All right, Meghan, you're up?

MEGAN: My one more thing came on my Facebook page. I thought it was so amazing. Special education teacher Chris Omir (ph) begins each day at Keystone Academy in Jacksonville, Florida, by complimenting each of his special needs students for ten minutes.

(BEGIN VIDEO CLIP)

UNIDENTIFIED MALE: You're an amazing student. I love having you in my class.

BOY: Yes.

UNIDENTIFIED MALE: I think you're very funny.

BOY: Yes.

UNIDENTIFIED MALE: I think you're amazing.

BOY: Yes.

UNIDENTIFIED MALE: I think you are brilliant.

BOY: Yes.

UNIDENITIFIED MALE: I think everyone in here loves you.

BOY: Yes.

UNIDENTIFIED MALE: Great job.

(END VIDEO CLIP)

MEGAN: Chris Olmert is trying to build confidence and self-esteem for his young students. He has a book project called Special Books by Special Kids, which includes videos, illustrations and cartoons and stories that the students have actually written and put together along with their families.

You can donate at the GoFundMe page SpecialBook@www.gofundme.com/specbooksspeckids. I just think people like this who work with special needs students are fantastic.

GUILFOYLE: And that building confidence translates to academic success.

WILLIAMS: You know, Meghan, that was very nice. That was terrific.

The thing I worry about is Greg Gutfeld sitting at this table and I can hear him saying why is he giving those kids any positive -- what's going on in this country?

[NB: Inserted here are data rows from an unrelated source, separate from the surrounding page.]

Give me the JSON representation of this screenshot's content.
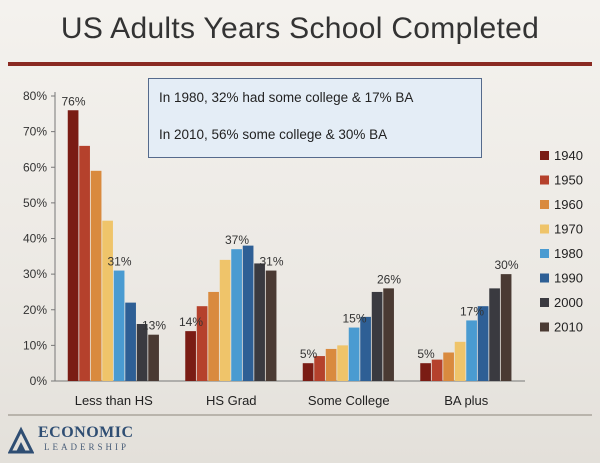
{
  "slide": {
    "title": "US Adults Years School Completed",
    "callout": [
      "In 1980, 32% had some college & 17% BA",
      "In 2010, 56% some college & 30% BA"
    ],
    "logo": {
      "name": "ECONOMIC",
      "sub": "LEADERSHIP"
    }
  },
  "chart_data": {
    "type": "bar",
    "categories": [
      "Less than HS",
      "HS Grad",
      "Some College",
      "BA plus"
    ],
    "series": [
      {
        "name": "1940",
        "color": "#7a1c14",
        "values": [
          76,
          14,
          5,
          5
        ]
      },
      {
        "name": "1950",
        "color": "#b5412c",
        "values": [
          66,
          21,
          7,
          6
        ]
      },
      {
        "name": "1960",
        "color": "#d98a3e",
        "values": [
          59,
          25,
          9,
          8
        ]
      },
      {
        "name": "1970",
        "color": "#efc46a",
        "values": [
          45,
          34,
          10,
          11
        ]
      },
      {
        "name": "1980",
        "color": "#4a9bd1",
        "values": [
          31,
          37,
          15,
          17
        ]
      },
      {
        "name": "1990",
        "color": "#2e5f95",
        "values": [
          22,
          38,
          18,
          21
        ]
      },
      {
        "name": "2000",
        "color": "#3a3a40",
        "values": [
          16,
          33,
          25,
          26
        ]
      },
      {
        "name": "2010",
        "color": "#4a3a33",
        "values": [
          13,
          31,
          26,
          30
        ]
      }
    ],
    "data_labels": [
      {
        "category": 0,
        "series": 0,
        "text": "76%"
      },
      {
        "category": 0,
        "series": 4,
        "text": "31%"
      },
      {
        "category": 0,
        "series": 7,
        "text": "13%"
      },
      {
        "category": 1,
        "series": 0,
        "text": "14%"
      },
      {
        "category": 1,
        "series": 4,
        "text": "37%"
      },
      {
        "category": 1,
        "series": 7,
        "text": "31%"
      },
      {
        "category": 2,
        "series": 0,
        "text": "5%"
      },
      {
        "category": 2,
        "series": 4,
        "text": "15%"
      },
      {
        "category": 2,
        "series": 7,
        "text": "26%"
      },
      {
        "category": 3,
        "series": 0,
        "text": "5%"
      },
      {
        "category": 3,
        "series": 4,
        "text": "17%"
      },
      {
        "category": 3,
        "series": 7,
        "text": "30%"
      }
    ],
    "yticks": [
      "0%",
      "10%",
      "20%",
      "30%",
      "40%",
      "50%",
      "60%",
      "70%",
      "80%"
    ],
    "ylim": [
      0,
      80
    ],
    "legend_position": "right",
    "grid": false
  }
}
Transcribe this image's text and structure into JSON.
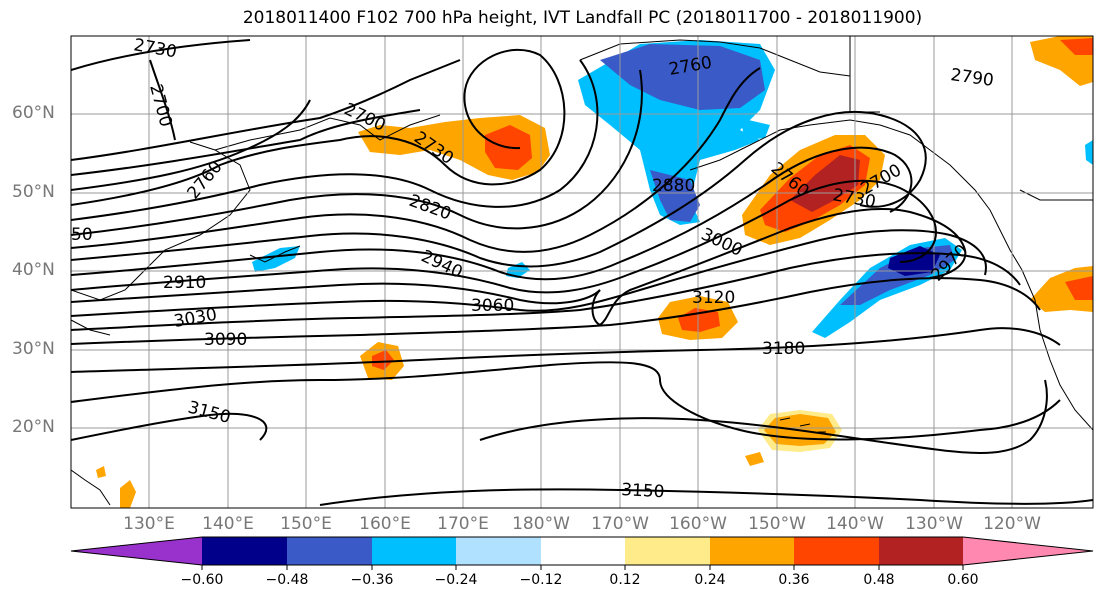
{
  "title": "2018011400 F102 700 hPa height, IVT Landfall PC (2018011700 - 2018011900)",
  "latitude_labels": [
    "60°N",
    "50°N",
    "40°N",
    "30°N",
    "20°N"
  ],
  "longitude_labels": [
    "130°E",
    "140°E",
    "150°E",
    "160°E",
    "170°E",
    "180°W",
    "170°W",
    "160°W",
    "150°W",
    "140°W",
    "130°W",
    "120°W"
  ],
  "contour_labels": [
    "2730",
    "2700",
    "2760",
    "2700",
    "2730",
    "2820",
    "2760",
    "2880",
    "3000",
    "2760",
    "2730",
    "2700",
    "2790",
    "2910",
    "2940",
    "2970",
    "3030",
    "3060",
    "3090",
    "3120",
    "3180",
    "3150",
    "3150",
    "50"
  ],
  "colorbar": {
    "ticks": [
      "−0.60",
      "−0.48",
      "−0.36",
      "−0.24",
      "−0.12",
      "0.12",
      "0.24",
      "0.36",
      "0.48",
      "0.60"
    ],
    "colors": [
      "#9932cc",
      "#00008b",
      "#3a5ac8",
      "#00bfff",
      "#b0e2ff",
      "#ffffff",
      "#ffeb8a",
      "#ffa500",
      "#ff4500",
      "#b22222",
      "#ff88b0"
    ]
  },
  "field_colors": {
    "negative_light": "#00bfff",
    "negative_mid": "#3a5ac8",
    "negative_dark": "#00008b",
    "positive_light": "#ffa500",
    "positive_mid": "#ff4500",
    "positive_dark": "#b22222",
    "positive_faint": "#ffeb8a"
  }
}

Anyway, back to -- here we go...

GUILFOYLE: Don't go off-script, Juan..

WILLIAMS: Astronaut Scott Kelly recently broke the record for most time in space. He's going to spend a year there.

But Sunday night and then Thursday morning he tweeted out pictures of the horizon from the Space Shuttle. And guess what, there was an object at the top right in both pictures, and it may be a reflection. But a lot of people are saying -- it's evidence of extra-terrestrial life. Aliens and UFOs.

BOLLING: It's you. You spend more time in space than anybody.

WILLIAMS: It could be.

BOLLING: Are you buying this...

MEGAN: Doesn't this explain a lot?

WILLIAMS: In other words, you are a denier.

But it won't work, brother, it won't work. I'm glad that Scott Kelly, we think the world of you. Thank you for sending us pictures.

BOLLING: And the globe is getting warmer.